Tem preferência por um dos dois? No momento o meu favorito é o romance de detetive. Eu ainda amo poesia e ainda me considero uma poeta, mas, desde 2006, quando comecei a publicar esses livros, estou focada nisso. Por enquanto, minha energia criativa está voltada para o mistério.

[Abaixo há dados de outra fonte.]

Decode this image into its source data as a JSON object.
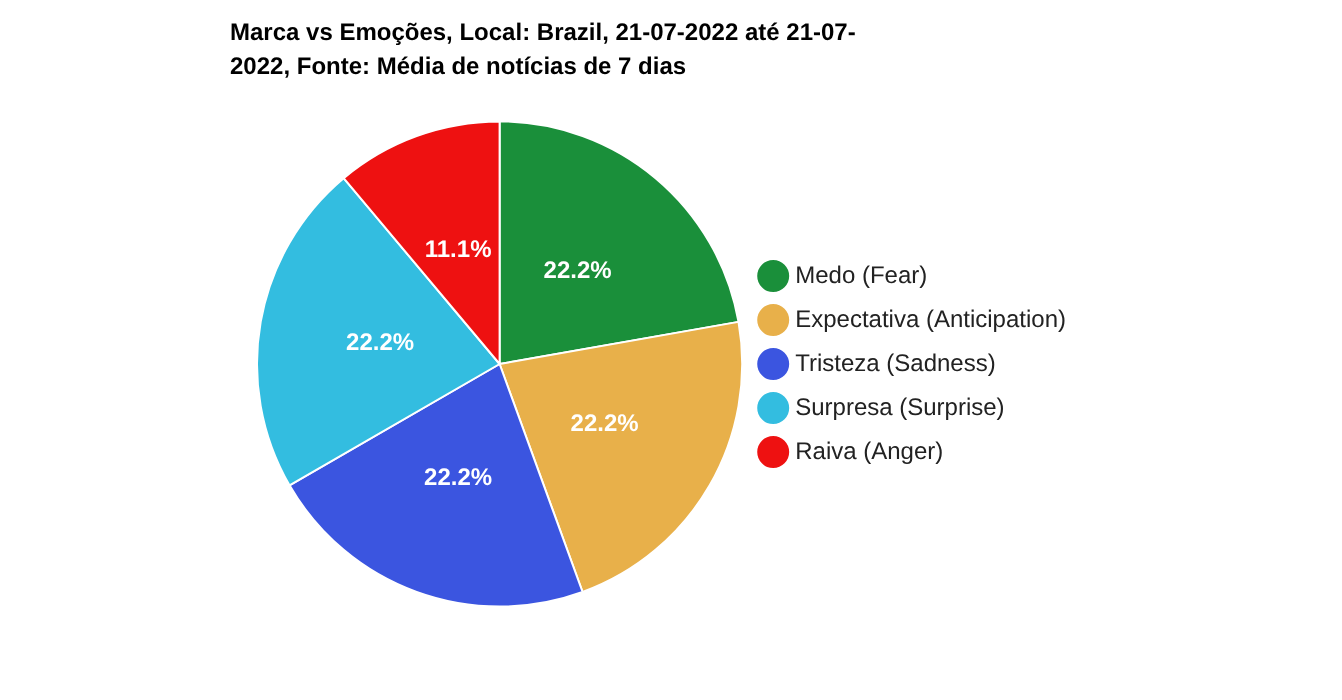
{
  "chart_data": {
    "type": "pie",
    "title": "Marca vs Emoções, Local: Brazil, 21-07-2022 até 21-07-2022, Fonte: Média de notícias de 7 dias",
    "categories": [
      "Medo (Fear)",
      "Expectativa (Anticipation)",
      "Tristeza (Sadness)",
      "Surpresa (Surprise)",
      "Raiva (Anger)"
    ],
    "values": [
      22.2,
      22.2,
      22.2,
      22.2,
      11.1
    ],
    "value_labels": [
      "22.2%",
      "22.2%",
      "22.2%",
      "22.2%",
      "11.1%"
    ],
    "colors": [
      "#1a8f3a",
      "#e8b04a",
      "#3b55e0",
      "#33bde0",
      "#ee1111"
    ],
    "legend": "right"
  }
}
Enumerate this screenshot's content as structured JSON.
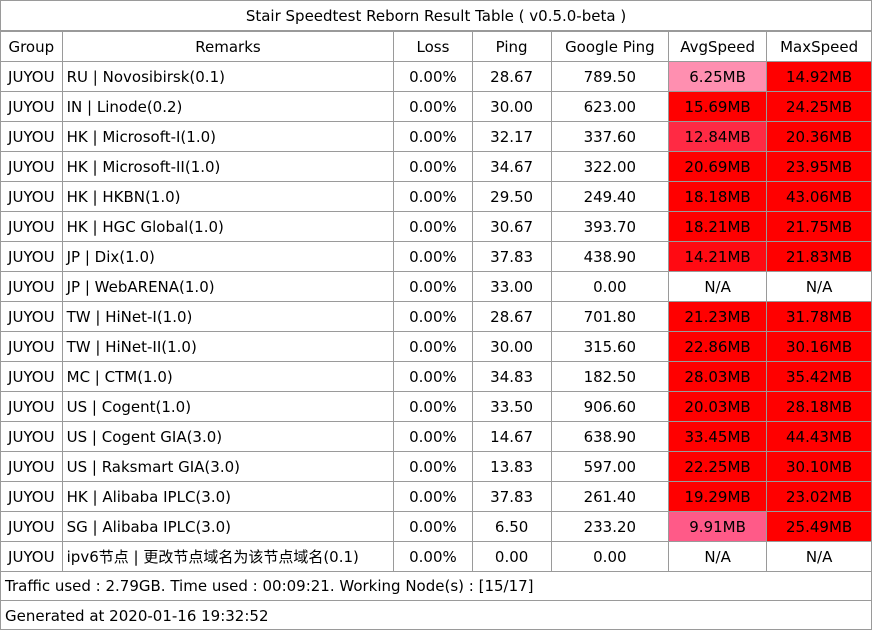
{
  "title": "Stair Speedtest Reborn Result Table ( v0.5.0-beta )",
  "headers": [
    "Group",
    "Remarks",
    "Loss",
    "Ping",
    "Google Ping",
    "AvgSpeed",
    "MaxSpeed"
  ],
  "rows": [
    {
      "group": "JUYOU",
      "remarks": "RU | Novosibirsk(0.1)",
      "loss": "0.00%",
      "ping": "28.67",
      "gping": "789.50",
      "avg": "6.25MB",
      "max": "14.92MB",
      "avg_color": "#ff8fb0",
      "max_color": "#ff0000"
    },
    {
      "group": "JUYOU",
      "remarks": "IN | Linode(0.2)",
      "loss": "0.00%",
      "ping": "30.00",
      "gping": "623.00",
      "avg": "15.69MB",
      "max": "24.25MB",
      "avg_color": "#ff0000",
      "max_color": "#ff0000"
    },
    {
      "group": "JUYOU",
      "remarks": "HK | Microsoft-I(1.0)",
      "loss": "0.00%",
      "ping": "32.17",
      "gping": "337.60",
      "avg": "12.84MB",
      "max": "20.36MB",
      "avg_color": "#ff2a44",
      "max_color": "#ff0000"
    },
    {
      "group": "JUYOU",
      "remarks": "HK | Microsoft-II(1.0)",
      "loss": "0.00%",
      "ping": "34.67",
      "gping": "322.00",
      "avg": "20.69MB",
      "max": "23.95MB",
      "avg_color": "#ff0000",
      "max_color": "#ff0000"
    },
    {
      "group": "JUYOU",
      "remarks": "HK | HKBN(1.0)",
      "loss": "0.00%",
      "ping": "29.50",
      "gping": "249.40",
      "avg": "18.18MB",
      "max": "43.06MB",
      "avg_color": "#ff0000",
      "max_color": "#ff0000"
    },
    {
      "group": "JUYOU",
      "remarks": "HK | HGC Global(1.0)",
      "loss": "0.00%",
      "ping": "30.67",
      "gping": "393.70",
      "avg": "18.21MB",
      "max": "21.75MB",
      "avg_color": "#ff0000",
      "max_color": "#ff0000"
    },
    {
      "group": "JUYOU",
      "remarks": "JP | Dix(1.0)",
      "loss": "0.00%",
      "ping": "37.83",
      "gping": "438.90",
      "avg": "14.21MB",
      "max": "21.83MB",
      "avg_color": "#ff0a12",
      "max_color": "#ff0000"
    },
    {
      "group": "JUYOU",
      "remarks": "JP | WebARENA(1.0)",
      "loss": "0.00%",
      "ping": "33.00",
      "gping": "0.00",
      "avg": "N/A",
      "max": "N/A",
      "avg_color": "#ffffff",
      "max_color": "#ffffff"
    },
    {
      "group": "JUYOU",
      "remarks": "TW | HiNet-I(1.0)",
      "loss": "0.00%",
      "ping": "28.67",
      "gping": "701.80",
      "avg": "21.23MB",
      "max": "31.78MB",
      "avg_color": "#ff0000",
      "max_color": "#ff0000"
    },
    {
      "group": "JUYOU",
      "remarks": "TW | HiNet-II(1.0)",
      "loss": "0.00%",
      "ping": "30.00",
      "gping": "315.60",
      "avg": "22.86MB",
      "max": "30.16MB",
      "avg_color": "#ff0000",
      "max_color": "#ff0000"
    },
    {
      "group": "JUYOU",
      "remarks": "MC | CTM(1.0)",
      "loss": "0.00%",
      "ping": "34.83",
      "gping": "182.50",
      "avg": "28.03MB",
      "max": "35.42MB",
      "avg_color": "#ff0000",
      "max_color": "#ff0000"
    },
    {
      "group": "JUYOU",
      "remarks": "US | Cogent(1.0)",
      "loss": "0.00%",
      "ping": "33.50",
      "gping": "906.60",
      "avg": "20.03MB",
      "max": "28.18MB",
      "avg_color": "#ff0000",
      "max_color": "#ff0000"
    },
    {
      "group": "JUYOU",
      "remarks": "US | Cogent GIA(3.0)",
      "loss": "0.00%",
      "ping": "14.67",
      "gping": "638.90",
      "avg": "33.45MB",
      "max": "44.43MB",
      "avg_color": "#ff0000",
      "max_color": "#ff0000"
    },
    {
      "group": "JUYOU",
      "remarks": "US | Raksmart GIA(3.0)",
      "loss": "0.00%",
      "ping": "13.83",
      "gping": "597.00",
      "avg": "22.25MB",
      "max": "30.10MB",
      "avg_color": "#ff0000",
      "max_color": "#ff0000"
    },
    {
      "group": "JUYOU",
      "remarks": "HK | Alibaba IPLC(3.0)",
      "loss": "0.00%",
      "ping": "37.83",
      "gping": "261.40",
      "avg": "19.29MB",
      "max": "23.02MB",
      "avg_color": "#ff0000",
      "max_color": "#ff0000"
    },
    {
      "group": "JUYOU",
      "remarks": "SG | Alibaba IPLC(3.0)",
      "loss": "0.00%",
      "ping": "6.50",
      "gping": "233.20",
      "avg": "9.91MB",
      "max": "25.49MB",
      "avg_color": "#ff5a88",
      "max_color": "#ff0000"
    },
    {
      "group": "JUYOU",
      "remarks": "ipv6节点 | 更改节点域名为该节点域名(0.1)",
      "loss": "0.00%",
      "ping": "0.00",
      "gping": "0.00",
      "avg": "N/A",
      "max": "N/A",
      "avg_color": "#ffffff",
      "max_color": "#ffffff"
    }
  ],
  "footer": {
    "traffic": "Traffic used : 2.79GB. Time used : 00:09:21. Working Node(s) : [15/17]",
    "generated": "Generated at 2020-01-16 19:32:52"
  }
}
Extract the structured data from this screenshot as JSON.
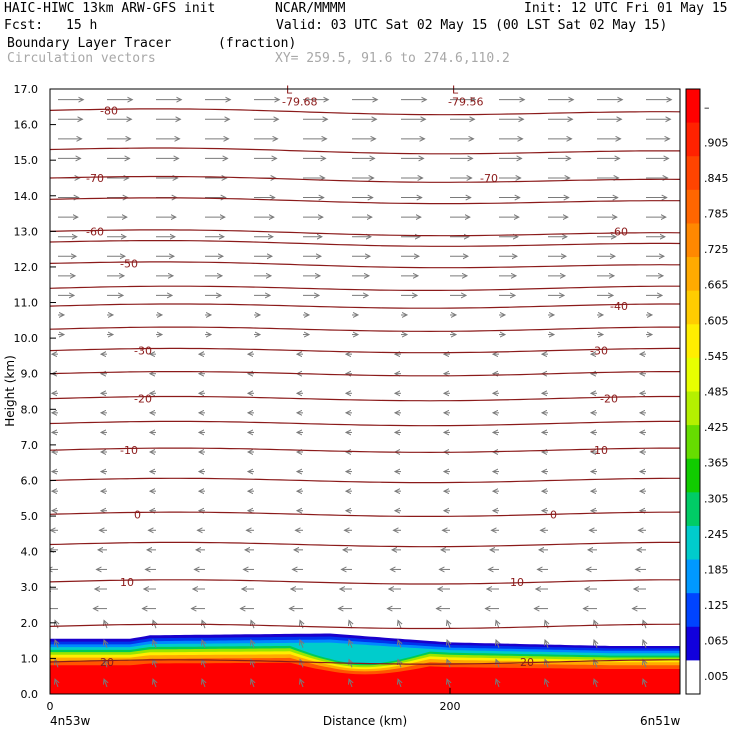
{
  "header": {
    "model": "HAIC-HIWC 13km ARW-GFS init",
    "org": "NCAR/MMMM",
    "init": "Init: 12 UTC Fri 01 May 15",
    "fcst_label": "Fcst:",
    "fcst_value": "15 h",
    "valid": "Valid: 03 UTC Sat 02 May 15 (00 LST Sat 02 May 15)",
    "field": "Boundary Layer Tracer",
    "units": "(fraction)",
    "vectors": "Circulation vectors",
    "xy": "XY= 259.5, 91.6 to 274.6,110.2"
  },
  "chart_data": {
    "type": "cross-section",
    "ylabel": "Height (km)",
    "xlabel": "Distance (km)",
    "x_left_label": "4n53w",
    "x_right_label": "6n51w",
    "ylim": [
      0,
      17
    ],
    "xlim": [
      0,
      315
    ],
    "y_ticks": [
      "0.0",
      "1.0",
      "2.0",
      "3.0",
      "4.0",
      "5.0",
      "6.0",
      "7.0",
      "8.0",
      "9.0",
      "10.0",
      "11.0",
      "12.0",
      "13.0",
      "14.0",
      "15.0",
      "16.0",
      "17.0"
    ],
    "x_ticks": [
      {
        "value": 0,
        "label": "0"
      },
      {
        "value": 200,
        "label": "200"
      }
    ],
    "colorbar": {
      "labels": [
        "–",
        ".905",
        ".845",
        ".785",
        ".725",
        ".665",
        ".605",
        ".545",
        ".485",
        ".425",
        ".365",
        ".305",
        ".245",
        ".185",
        ".125",
        ".065",
        ".005"
      ],
      "colors": [
        "#ff0000",
        "#ff2200",
        "#ff4400",
        "#ff6600",
        "#ff8800",
        "#ffaa00",
        "#ffcc00",
        "#ffee00",
        "#e8ff00",
        "#b4f000",
        "#66dd00",
        "#11cc00",
        "#00cc66",
        "#00cccc",
        "#0099ff",
        "#0044ff",
        "#1100dd",
        "#ffffff"
      ]
    },
    "tracer_top_km": [
      [
        0,
        1.55
      ],
      [
        40,
        1.55
      ],
      [
        50,
        1.65
      ],
      [
        140,
        1.7
      ],
      [
        175,
        1.55
      ],
      [
        200,
        1.45
      ],
      [
        240,
        1.4
      ],
      [
        280,
        1.35
      ],
      [
        315,
        1.35
      ]
    ],
    "isotherms": [
      {
        "label": "-80",
        "y": 16.4,
        "lx": 25
      },
      {
        "label": "-70",
        "y": 14.5,
        "lx": 18
      },
      {
        "label": "-70",
        "y": 14.5,
        "lx": 215
      },
      {
        "label": "-60",
        "y": 13.0,
        "lx": 18
      },
      {
        "label": "-60",
        "y": 13.0,
        "lx": 280
      },
      {
        "label": "-50",
        "y": 12.1,
        "lx": 35
      },
      {
        "label": "-40",
        "y": 10.9,
        "lx": 280
      },
      {
        "label": "-30",
        "y": 9.65,
        "lx": 42
      },
      {
        "label": "-30",
        "y": 9.65,
        "lx": 270
      },
      {
        "label": "-20",
        "y": 8.3,
        "lx": 42
      },
      {
        "label": "-20",
        "y": 8.3,
        "lx": 275
      },
      {
        "label": "-10",
        "y": 6.85,
        "lx": 35
      },
      {
        "label": "-10",
        "y": 6.85,
        "lx": 270
      },
      {
        "label": "0",
        "y": 5.05,
        "lx": 42
      },
      {
        "label": "0",
        "y": 5.05,
        "lx": 250
      },
      {
        "label": "10",
        "y": 3.15,
        "lx": 35
      },
      {
        "label": "10",
        "y": 3.15,
        "lx": 230
      },
      {
        "label": "20",
        "y": 0.9,
        "lx": 25
      },
      {
        "label": "20",
        "y": 0.9,
        "lx": 235
      }
    ],
    "other_contours_km": [
      15.3,
      13.9,
      12.7,
      11.4,
      10.25,
      9.0,
      7.6,
      6.0,
      4.2,
      1.9
    ],
    "minima": [
      {
        "symbol": "L",
        "label": "-79.68",
        "x": 118,
        "y": 16.7
      },
      {
        "symbol": "L",
        "label": "-79.56",
        "x": 201,
        "y": 16.7
      }
    ]
  }
}
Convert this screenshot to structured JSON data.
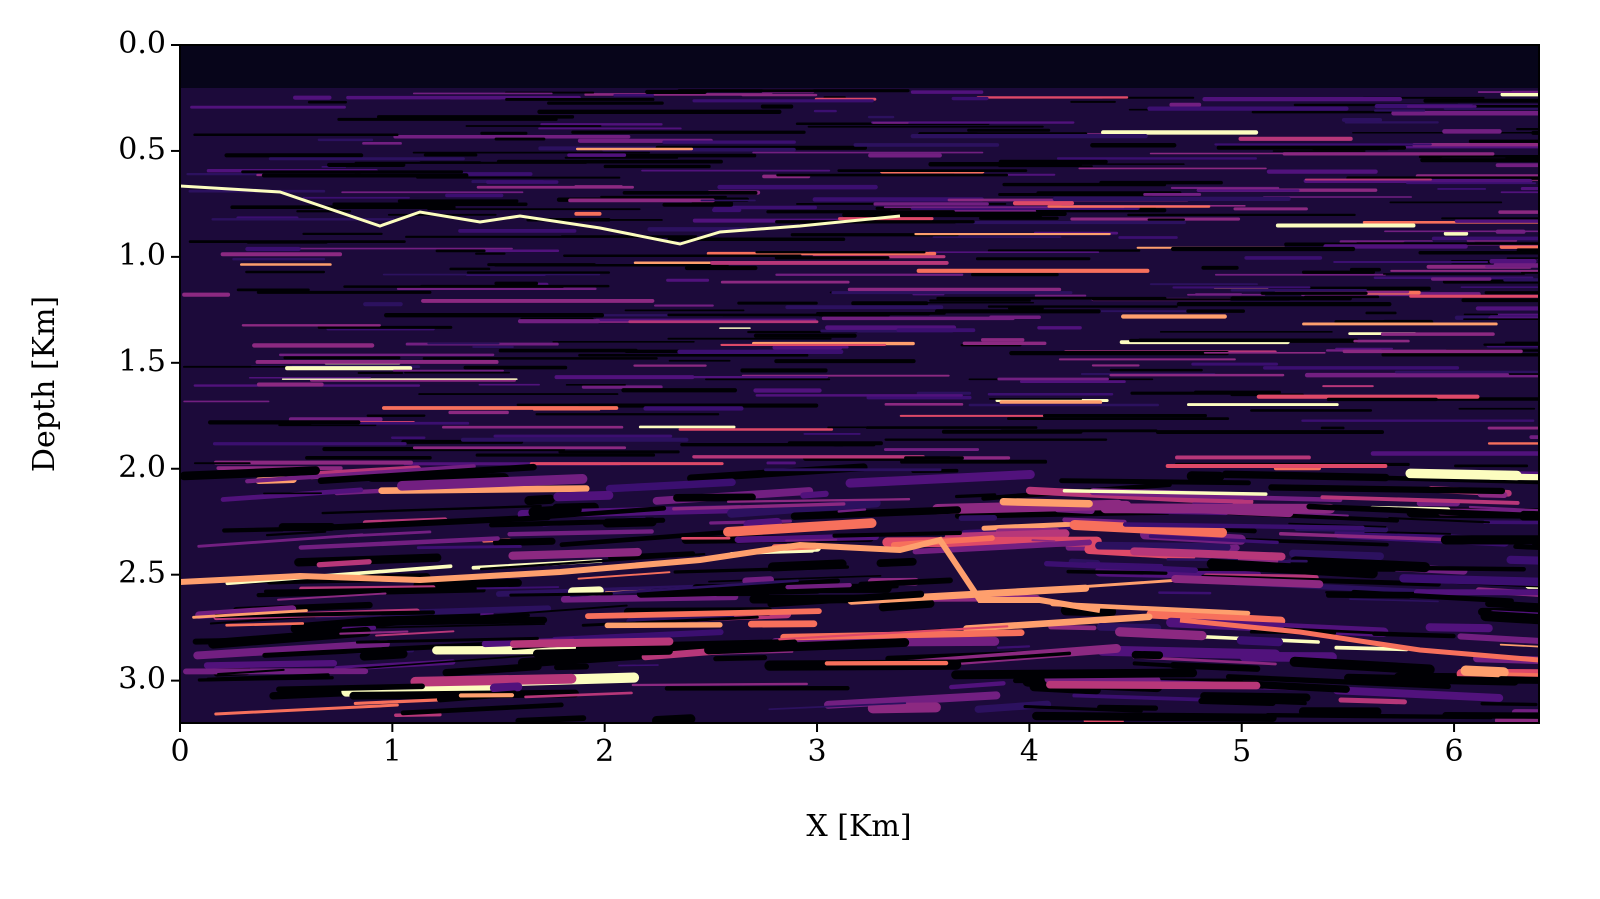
{
  "chart_data": {
    "type": "heatmap",
    "x_label": "X [Km]",
    "y_label": "Depth [Km]",
    "xlim": [
      0,
      6.4
    ],
    "ylim": [
      3.2,
      0
    ],
    "xticks": [
      0,
      1,
      2,
      3,
      4,
      5,
      6
    ],
    "yticks": [
      {
        "value": 0,
        "label": "0.0"
      },
      0.5,
      {
        "value": 1,
        "label": "1.0"
      },
      1.5,
      {
        "value": 2,
        "label": "2.0"
      },
      2.5,
      {
        "value": 3,
        "label": "3.0"
      }
    ]
  }
}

Como e quando a senhora recebeu o convite para escrever uma nova aventura de Hercule Poirot? Tudo aconteceu por acaso. Meu agente literário estava no escritório da editora Harper Collins, que publica Agatha Christie, e ele sabia que eles eram a casa editorial responsável pela obra dela. Ele disse, sem pensar e de forma abrupta: “Sabe o que vocês deveriam fazer? Deveria chamar a minha autora, Sophie Hannah, para escrever um novo romance de Agatha Christie”. E, por total acaso, os herdeiros de Agatha estavam, naquele mesmo momento, pensando em lançar um novo romance de Poirot. Fiquei muito feliz com a notícia, foi uma honra ter sido escolhida para escrever um livro tão importante. Ao mesmo tempo, foi um pouco assustador, por se tratar de um livro de Agatha Christie eu sabia que o mundo inteiro estaria prestando atenção nele e eu estaria meio que sob um microscópio. Mas, principalmente, senti que seria um desafio animador.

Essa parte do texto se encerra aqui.